Shinn menyusul di belakang mereka, mata merah tajam nya menatap kedua anak kecil itu dengan senyum kecil. Dia melihat ke langit biru yang cerah, dan merasa lega—Kurumi akhirnya bisa merasakan kebahagiaan yang dia pantas dapatkan. Di baliknya, Kasemi masih berdampingan dengan Mayuri yang masih malu-malu, dan Remi sedang berbicara dengan Yoru yang tenang.
Semua anak-anak memasuki kelas dengan senyum dan semangat. Cahaya matahari masuk melalui jendela besar, menyinari ruangan yang cerah dan penuh mainan. Suara anak-anak berbicara dan tertawa memenuhi ruangan, menandai awal hari baru yang penuh harapan dan kebahagiaan.
Catalina duduk di sebelah Kurumi, memegang tangannya dengan lembut. Dia melihat ke luar jendela, melihat langit biru yang cerah dan awan-awan yang sedikit mulai muncul. Dia mengingat bayangan masa depan yang dulu, tapi sekarang… dia tahu bahwa masa depan sudah berubah. Kurumi selamat, mereka semua bersama-sama, dan ada banyak kebahagiaan yang menanti di depan.

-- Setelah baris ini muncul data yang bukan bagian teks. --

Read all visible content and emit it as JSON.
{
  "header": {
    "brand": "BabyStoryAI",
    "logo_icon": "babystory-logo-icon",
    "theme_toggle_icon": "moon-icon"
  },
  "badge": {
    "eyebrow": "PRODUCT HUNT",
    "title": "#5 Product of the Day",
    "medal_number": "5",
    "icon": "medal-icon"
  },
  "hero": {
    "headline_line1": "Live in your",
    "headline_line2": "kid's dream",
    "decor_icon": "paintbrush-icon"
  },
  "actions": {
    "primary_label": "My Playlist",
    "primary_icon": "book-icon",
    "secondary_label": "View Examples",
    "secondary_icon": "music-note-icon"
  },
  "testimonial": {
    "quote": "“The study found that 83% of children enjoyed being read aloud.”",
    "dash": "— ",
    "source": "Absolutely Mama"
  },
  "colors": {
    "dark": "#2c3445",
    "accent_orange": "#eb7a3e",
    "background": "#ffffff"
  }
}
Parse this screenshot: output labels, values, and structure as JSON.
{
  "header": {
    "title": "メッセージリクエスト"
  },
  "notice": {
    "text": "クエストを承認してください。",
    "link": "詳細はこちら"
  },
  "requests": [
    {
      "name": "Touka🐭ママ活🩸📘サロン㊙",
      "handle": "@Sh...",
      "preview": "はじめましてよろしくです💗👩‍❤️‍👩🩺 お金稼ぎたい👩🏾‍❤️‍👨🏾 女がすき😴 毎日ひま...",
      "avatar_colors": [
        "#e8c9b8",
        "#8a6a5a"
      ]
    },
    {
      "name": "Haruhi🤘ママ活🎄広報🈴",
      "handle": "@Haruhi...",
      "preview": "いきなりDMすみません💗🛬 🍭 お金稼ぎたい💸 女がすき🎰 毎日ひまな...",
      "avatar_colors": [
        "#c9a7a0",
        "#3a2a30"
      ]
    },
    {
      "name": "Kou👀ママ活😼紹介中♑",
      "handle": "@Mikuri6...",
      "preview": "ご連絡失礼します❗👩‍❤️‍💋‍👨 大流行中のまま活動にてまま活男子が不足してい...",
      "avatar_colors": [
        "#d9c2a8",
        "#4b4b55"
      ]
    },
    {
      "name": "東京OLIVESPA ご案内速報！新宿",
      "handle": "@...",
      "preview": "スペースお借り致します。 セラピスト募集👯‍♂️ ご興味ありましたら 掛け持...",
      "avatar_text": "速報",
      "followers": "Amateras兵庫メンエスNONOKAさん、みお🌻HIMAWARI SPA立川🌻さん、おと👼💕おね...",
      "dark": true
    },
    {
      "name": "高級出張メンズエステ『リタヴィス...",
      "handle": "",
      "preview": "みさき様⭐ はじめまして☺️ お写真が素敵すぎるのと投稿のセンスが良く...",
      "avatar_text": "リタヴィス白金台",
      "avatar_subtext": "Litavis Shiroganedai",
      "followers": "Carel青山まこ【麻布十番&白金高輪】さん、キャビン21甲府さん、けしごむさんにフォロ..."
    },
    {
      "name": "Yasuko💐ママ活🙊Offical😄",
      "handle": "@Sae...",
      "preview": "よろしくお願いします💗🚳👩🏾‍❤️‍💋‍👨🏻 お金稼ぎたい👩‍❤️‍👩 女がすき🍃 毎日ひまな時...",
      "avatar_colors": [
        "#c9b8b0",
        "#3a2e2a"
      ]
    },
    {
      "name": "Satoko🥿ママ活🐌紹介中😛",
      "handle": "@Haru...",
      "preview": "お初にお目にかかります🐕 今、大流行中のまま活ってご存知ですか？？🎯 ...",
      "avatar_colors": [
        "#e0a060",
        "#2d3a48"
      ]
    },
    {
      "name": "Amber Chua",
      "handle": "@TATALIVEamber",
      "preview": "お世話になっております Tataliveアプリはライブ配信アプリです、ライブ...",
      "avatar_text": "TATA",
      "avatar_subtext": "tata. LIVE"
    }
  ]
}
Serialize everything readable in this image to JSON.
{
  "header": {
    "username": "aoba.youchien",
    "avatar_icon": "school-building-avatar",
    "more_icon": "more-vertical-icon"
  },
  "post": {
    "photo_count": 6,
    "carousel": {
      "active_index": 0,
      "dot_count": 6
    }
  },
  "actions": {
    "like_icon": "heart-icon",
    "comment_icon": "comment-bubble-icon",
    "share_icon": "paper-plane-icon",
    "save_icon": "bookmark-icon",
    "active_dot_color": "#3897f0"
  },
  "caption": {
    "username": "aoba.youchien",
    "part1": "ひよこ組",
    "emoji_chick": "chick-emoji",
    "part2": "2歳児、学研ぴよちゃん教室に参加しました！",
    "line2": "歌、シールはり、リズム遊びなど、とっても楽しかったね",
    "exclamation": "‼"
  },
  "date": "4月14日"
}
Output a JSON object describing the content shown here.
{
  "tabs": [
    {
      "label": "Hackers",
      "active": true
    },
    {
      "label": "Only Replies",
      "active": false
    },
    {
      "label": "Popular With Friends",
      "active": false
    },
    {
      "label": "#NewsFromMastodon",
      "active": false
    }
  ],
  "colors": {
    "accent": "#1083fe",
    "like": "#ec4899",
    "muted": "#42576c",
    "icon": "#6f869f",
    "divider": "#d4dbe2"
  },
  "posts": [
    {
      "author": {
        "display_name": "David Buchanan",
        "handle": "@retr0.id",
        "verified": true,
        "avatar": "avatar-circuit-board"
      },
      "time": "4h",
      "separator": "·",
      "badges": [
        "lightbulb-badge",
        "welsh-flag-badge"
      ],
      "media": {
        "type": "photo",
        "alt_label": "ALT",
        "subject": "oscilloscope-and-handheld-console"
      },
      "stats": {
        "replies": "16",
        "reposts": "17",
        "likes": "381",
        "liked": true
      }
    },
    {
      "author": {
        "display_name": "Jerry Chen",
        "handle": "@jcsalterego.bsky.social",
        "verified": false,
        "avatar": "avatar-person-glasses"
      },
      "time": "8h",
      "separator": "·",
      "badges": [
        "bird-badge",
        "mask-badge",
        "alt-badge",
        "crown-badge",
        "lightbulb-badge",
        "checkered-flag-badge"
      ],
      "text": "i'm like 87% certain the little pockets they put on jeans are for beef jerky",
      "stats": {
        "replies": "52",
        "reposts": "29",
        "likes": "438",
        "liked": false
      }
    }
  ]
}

“Hari ini adalah hari yang baru… dan masa depan akan lebih baik.” pikir Catalina dengan senyum, melihat Kurumi yang sedang menyanyi sambil menyiapkan kertas dan pensil untuk menggambar. Dia merasa bahagia dan lega—semua yang dia lakukan kemarin malam tidak sia-sia. Dia akan selalu melindungi teman-temannya, terutama Kurumi, dari semua bahaya yang mengintai.